Abstract: 1. Intracerebroventricular (I.C.V.) injections of isotonic and hypertonic solutions into the dorsal (D3V) and ventral (V3V) third ventricle were employed to examine the release of vasopressin (AVP) and the mean arterial pressure (MAP) response to elevated cerebrospinal fluid (CSF) osmolality in the conscious rat. 2. The D3V injection of hypertonic sodium chloride solution was associated with a concentration-dependent, transient increase in plasma AVP concentration and MAP. 3. The D3V injection of 5 microliters 0.85 M-sodium chloride elicited a 7-fold increase in plasma AVP and oxytocin concentrations, but had no effect on plasma ACTH concentration.

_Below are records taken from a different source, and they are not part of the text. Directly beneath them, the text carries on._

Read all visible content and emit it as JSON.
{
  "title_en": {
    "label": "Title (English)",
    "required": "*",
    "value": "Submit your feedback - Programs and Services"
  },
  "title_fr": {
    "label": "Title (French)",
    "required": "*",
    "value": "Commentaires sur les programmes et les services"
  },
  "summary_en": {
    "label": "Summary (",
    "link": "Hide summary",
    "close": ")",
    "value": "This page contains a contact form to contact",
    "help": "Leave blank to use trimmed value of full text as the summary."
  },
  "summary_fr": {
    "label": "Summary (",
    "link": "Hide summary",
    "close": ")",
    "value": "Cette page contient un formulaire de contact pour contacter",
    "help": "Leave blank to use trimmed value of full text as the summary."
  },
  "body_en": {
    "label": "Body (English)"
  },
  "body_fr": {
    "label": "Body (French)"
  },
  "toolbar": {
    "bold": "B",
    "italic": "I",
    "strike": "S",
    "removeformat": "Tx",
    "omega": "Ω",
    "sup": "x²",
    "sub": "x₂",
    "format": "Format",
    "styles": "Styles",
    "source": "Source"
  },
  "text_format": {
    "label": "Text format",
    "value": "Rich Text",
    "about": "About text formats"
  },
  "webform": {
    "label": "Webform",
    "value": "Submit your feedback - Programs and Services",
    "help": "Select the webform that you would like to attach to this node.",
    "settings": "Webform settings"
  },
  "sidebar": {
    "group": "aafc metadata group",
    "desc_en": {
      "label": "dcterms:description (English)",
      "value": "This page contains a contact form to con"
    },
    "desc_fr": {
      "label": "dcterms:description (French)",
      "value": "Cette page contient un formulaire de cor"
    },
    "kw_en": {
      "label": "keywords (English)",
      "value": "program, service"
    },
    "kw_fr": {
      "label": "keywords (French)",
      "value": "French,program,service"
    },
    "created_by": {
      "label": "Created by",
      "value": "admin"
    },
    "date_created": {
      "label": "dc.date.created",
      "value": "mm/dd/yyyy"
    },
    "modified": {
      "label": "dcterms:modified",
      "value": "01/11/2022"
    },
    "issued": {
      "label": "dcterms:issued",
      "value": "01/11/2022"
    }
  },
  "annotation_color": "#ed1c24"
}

The D3V injection of 1.11 M-mannitol in 0.15 M-sodium chloride had no effect on plasma AVP concentration or MAP. However, the D3V injection of 0.746 M-mannitol in 0.4 M-sodium chloride elicited a significant transient increase in plasma AVP, but had no effect on MAP. 4. The V3V injection of 5 microliters 0.85 M-sodium chloride elicited a prolonged increase in plasma AVP concentration and a transient increase in MAP. The V3V injection of 5 microliters 1.11 M-mannitol in 0.15 M-sodium chloride elicited an equal, but transient, increase in plasma AVP concentration, but had no effect on MAP. 5. The pressor effect of a D3V injection of 0.85 M-sodium chloride was unaffected by prior administration of the V1 (pressor) receptor antagonist (beta-mercapto-beta,beta-cyclopentamethylene propionyl1, O-Me-Tyr2, Arg8)-vasopressin. 6. These results indicate that osmotically induced AVP secretion may be mediated by both sodium receptors and osmoreceptors, although expression of the response may depend upon the maintenance of a 'permissive' concentration of sodium in the CSF. 7. It appears also that the pressor effect is not due to increased plasma AVP concentration, but only results from elevation of the CSF sodium concentration.